This is the first in a series of posts looking at rural property history a colourful and important part of our heritage that we believe should be shared. Margaret shares her insight into what it was like growing up west of Burren Junction.
“When I was about three we moved to ‘Cryon'. As I can remember it, we always had everything we wanted. We had home-made clothes and we always had enough to eat. If I went out went with my father on the horses, we’d have to take our lunch because the place was spread out a bit. We used to take it in our saddle bags wrapped up in newspaper and it would be a meat sandwich, a jam sandwich and a hunk of Mother’s brownie. We’d have a canvas water bag which hung over the horse’s neck. We’d have our quart pots and boil our quart pots and make tea out in the paddock. Sometimes we’d get water out of the dam or a bore drain.

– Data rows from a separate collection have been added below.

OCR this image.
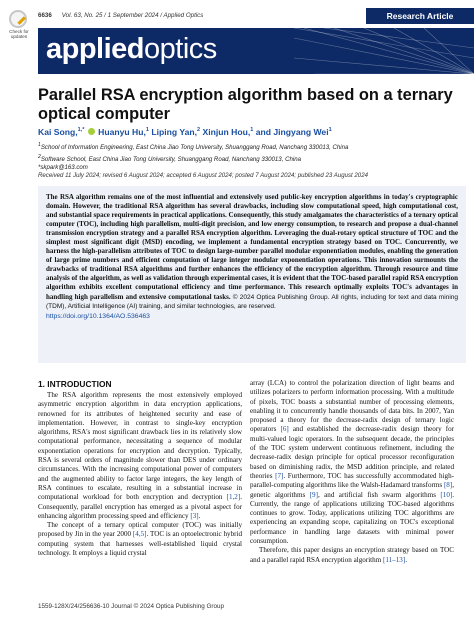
Check for updates
6636 Vol. 63, No. 25 / 1 September 2024 / Applied Optics	Research Article
appliedoptics
Parallel RSA encryption algorithm based on a ternary optical computer
Kai Song,$^{1,*}$ Huanyu Hu,$^1$ Liping Yan,$^2$ Xinjun Hou,$^1$ and Jingyang Wei$^1$
$^1$School of Information Engineering, East China Jiao Tong University, Shuanggang Road, Nanchang 330013, China
$^2$Software School, East China Jiao Tong University, Shuanggang Road, Nanchang 330013, China
*skpark@163.com
Received 11 July 2024; revised 6 August 2024; accepted 6 August 2024; posted 7 August 2024; published 23 August 2024

The RSA algorithm remains one of the most influential and extensively used public-key encryption algorithms in today's cryptographic domain. However, the traditional RSA algorithm has several drawbacks, including slow computational speed, high computational cost, and substantial space requirements in practical applications. Consequently, this study amalgamates the characteristics of a ternary optical computer (TOC), including high parallelism, multi-digit precision, and low energy consumption, to research and propose a dual-channel transmission encryption strategy and a parallel RSA encryption algorithm. Leveraging the dual-rotary optical structure of TOC and the simplest most significant digit (MSD) encoding, we implement a fundamental encryption strategy based on TOC. Concurrently, we harness the high-parallelism attributes of TOC to design large-number parallel modular exponentiation modules, enabling the generation of large prime numbers and efficient computation of large integer modular exponentiation operations. This innovation surmounts the drawbacks of traditional RSA algorithms and further enhances the efficiency of the encryption algorithm. Through resource and time analysis of the algorithm, as well as validation through experimental cases, it is evident that the TOC-based parallel rapid RSA encryption algorithm exhibits excellent computational efficiency and time performance. This research optimally exploits TOC's advantages in handling high parallelism and extensive computational tasks. © 2024 Optica Publishing Group. All rights, including for text and data mining (TDM), Artificial Intelligence (AI) training, and similar technologies, are reserved.

https://doi.org/10.1364/AO.536463
1. INTRODUCTION

The RSA algorithm represents the most extensively employed asymmetric encryption algorithm in data encryption applications, renowned for its attributes of heightened security and ease of implementation. However, in contrast to single-key encryption algorithms, RSA's most significant drawback lies in its relatively slow computational performance, necessitating a sequence of modular exponentiation operations for encryption and decryption. Typically, RSA is several orders of magnitude slower than DES under ordinary circumstances. With the increasing computational power of computers and the augmented ability to factor large integers, the key length of RSA continues to escalate, resulting in a substantial increase in computational workload for both encryption and decryption [1,2]. Consequently, parallel encryption has emerged as a pivotal aspect for enhancing algorithm processing speed and efficiency [3].

The concept of a ternary optical computer (TOC) was initially proposed by Jin in the year 2000 [4,5]. TOC is an optoelectronic hybrid computing system that harnesses well-established liquid crystal technology. It employs a liquid crystal

array (LCA) to control the polarization direction of light beams and utilizes polarizers to perform information processing. With a multitude of pixels, TOC boasts a substantial number of processing elements, enabling it to concurrently handle thousands of data bits. In 2007, Yan proposed a theory for the decrease-radix design of ternary logic operators [6] and established the decrease-radix design theory for multi-valued logic operators. In the subsequent decade, the principles of the TOC system underwent continuous refinement, including the decrease-radix design principle for optical processor reconfiguration based on diminishing radix, the MSD addition principle, and related theories [7]. Furthermore, TOC has successfully accommodated high-parallel-computing algorithms like the Walsh-Hadamard transforms [8], genetic algorithms [9], and artificial fish swarm algorithms [10]. Currently, the range of applications utilizing TOC-based algorithms continues to grow. Today, applications utilizing TOC algorithms are experiencing an expanding scope, capitalizing on TOC's exceptional performance in handling large datasets with minimal power consumption.

Therefore, this paper designs an encryption strategy based on TOC and a parallel rapid RSA encryption algorithm [11–13].

1559-128X/24/256636-10 Journal © 2024 Optica Publishing Group
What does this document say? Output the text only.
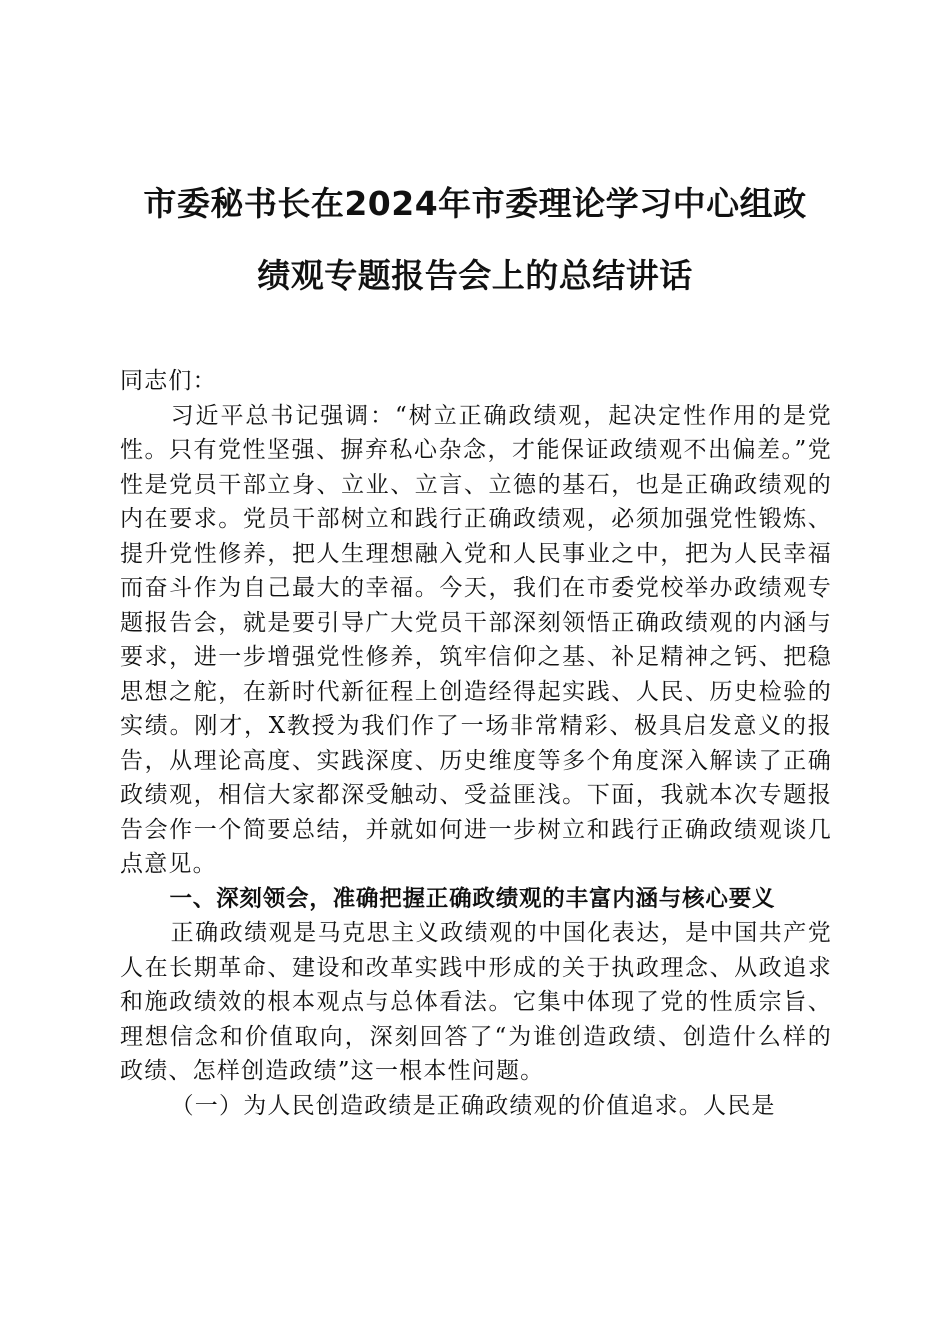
市委秘书长在2024年市委理论学习中心组政
绩观专题报告会上的总结讲话

同志们：

习近平总书记强调：“树立正确政绩观，起决定性作用的是党性。只有党性坚强、摒弃私心杂念，才能保证政绩观不出偏差。”党性是党员干部立身、立业、立言、立德的基石，也是正确政绩观的内在要求。党员干部树立和践行正确政绩观，必须加强党性锻炼、提升党性修养，把人生理想融入党和人民事业之中，把为人民幸福而奋斗作为自己最大的幸福。今天，我们在市委党校举办政绩观专题报告会，就是要引导广大党员干部深刻领悟正确政绩观的内涵与要求，进一步增强党性修养，筑牢信仰之基、补足精神之钙、把稳思想之舵，在新时代新征程上创造经得起实践、人民、历史检验的实绩。刚才，X教授为我们作了一场非常精彩、极具启发意义的报告，从理论高度、实践深度、历史维度等多个角度深入解读了正确政绩观，相信大家都深受触动、受益匪浅。下面，我就本次专题报告会作一个简要总结，并就如何进一步树立和践行正确政绩观谈几点意见。

一、深刻领会，准确把握正确政绩观的丰富内涵与核心要义

正确政绩观是马克思主义政绩观的中国化表达，是中国共产党人在长期革命、建设和改革实践中形成的关于执政理念、从政追求和施政绩效的根本观点与总体看法。它集中体现了党的性质宗旨、理想信念和价值取向，深刻回答了“为谁创造政绩、创造什么样的政绩、怎样创造政绩”这一根本性问题。

（一）为人民创造政绩是正确政绩观的价值追求。人民是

“It was one of my jobs, every night, to run up the dairy cows and lock the calves up in a pen overnight. My father would milk the cows in the morning. Quite often we separated the cream to make our own butter. We didn’t have very much in the way of refrigeration, the first refrigerator I can remember was called a Hallstrom and it was powered by kerosene burners. It was alright in the winter and in the summer, if you were very careful, it kept your milk okay.
“We used to kill the sheep late at night, hang it in a great big meat safe and cut it up early the next morning. I think Mother generally salted a lot of the meat. We didn’t have electricity, we had kerosene lamps. The only hot water we had for baths came through a chip heater. We pailed water into the heater and it had a tap on it to run the bath. If you put too much wood in the heater the water would really boil as if it was going to jump out of the bathroom. Mother used to have a bath first because she was usually the cleanest, then the kids would bath and then my father would finish up. We only had rain water, no bore water. Years later there was a dam put down and we could pump water up from the dam using a windmill to run the water up to the house, but generally we only used rainwater for all the bathing and cooking. Every now and again the water would taste funny and it would end up being a dead frog in the tank, but we were always quite healthy. We chopped a lot of wood for the wood fire and the stove itself was also wood fired.
“My father only had 4500 acres, we had just sheep, no farming. Nowadays no one could live on that in this area. If you had a bad year, say a drought year, usually then you had two or three good years to follow; whereas now it seems to be the other way around, you have four or five bad years and one good year.
“I suppose it was a pretty tough life, I can remember droughts and feeding the sheep. I don’t think as far as that goes it’s changed a lot. For lamb marking and those sorts of things all the neighbours would come and help and we’d go and help them. It was just the way we did it, now everyone has contractors that come and do it. We didn’t have our own shearing shed, we used to take the sheep to another shed, but in later years we got our own shed.
“A wooden box of vegetables used to come on the train every week from Mrs Headen in Sydney. There wasn’t much in the way of fruit and vegetables locally. Bread was sent out too. In Burren in those days there were three grocery stores, a cafe, a butcher, a couple of petrol stations, the Pilliga Pastures Protection Board (it was quite a big office), there were about five stock and station agents, a hospital and a fully equipped garage.
“It was very rare that we went out, I guess it never worried me because I didn’t know any different. We had a very happy childhood. I went to boarding school at 13. I think they felt I needed a bit of taming down, I was a bit of a brumby. The school work didn’t worry me at all - I loved the school work. I’d been schooled by correspondence and from the time I could read the lessons, I’d do a week’s work in half a day and then I’d be outside the rest of the week helping out on the place and riding. I had two brothers but I had a lot of time by myself. I suppose I’ve always been able to find something to do myself. Children these days are fascinated that there was no television, instead we made mud pies and built cubby houses and climbed trees. We went rabbit trapping. We all had our jobs to do, we had to feed the chooks. I can remember being 9 or 10, having a huge yard and I set up every chook that went broody and hatched masses of chickens. Kids don’t do that these days.
“I lived at Cryon until I married and went to Rossmore Station. It belonged to my Aunt and Uncle, and Strath was transferred to Rossmore as manager. In due course Strath and I got together. My Aunt and Uncle were very fond of Strath and we were managing and classing the stud right up until we left in 2002. It was a fairly well-known stud. We got to the stage of selling almost 1,000 rams per year and then a lot of people went into farming and sheep numbers went down. We weren’t selling nearly as many because people had gone into cattle. In the end we had been there 45 years.”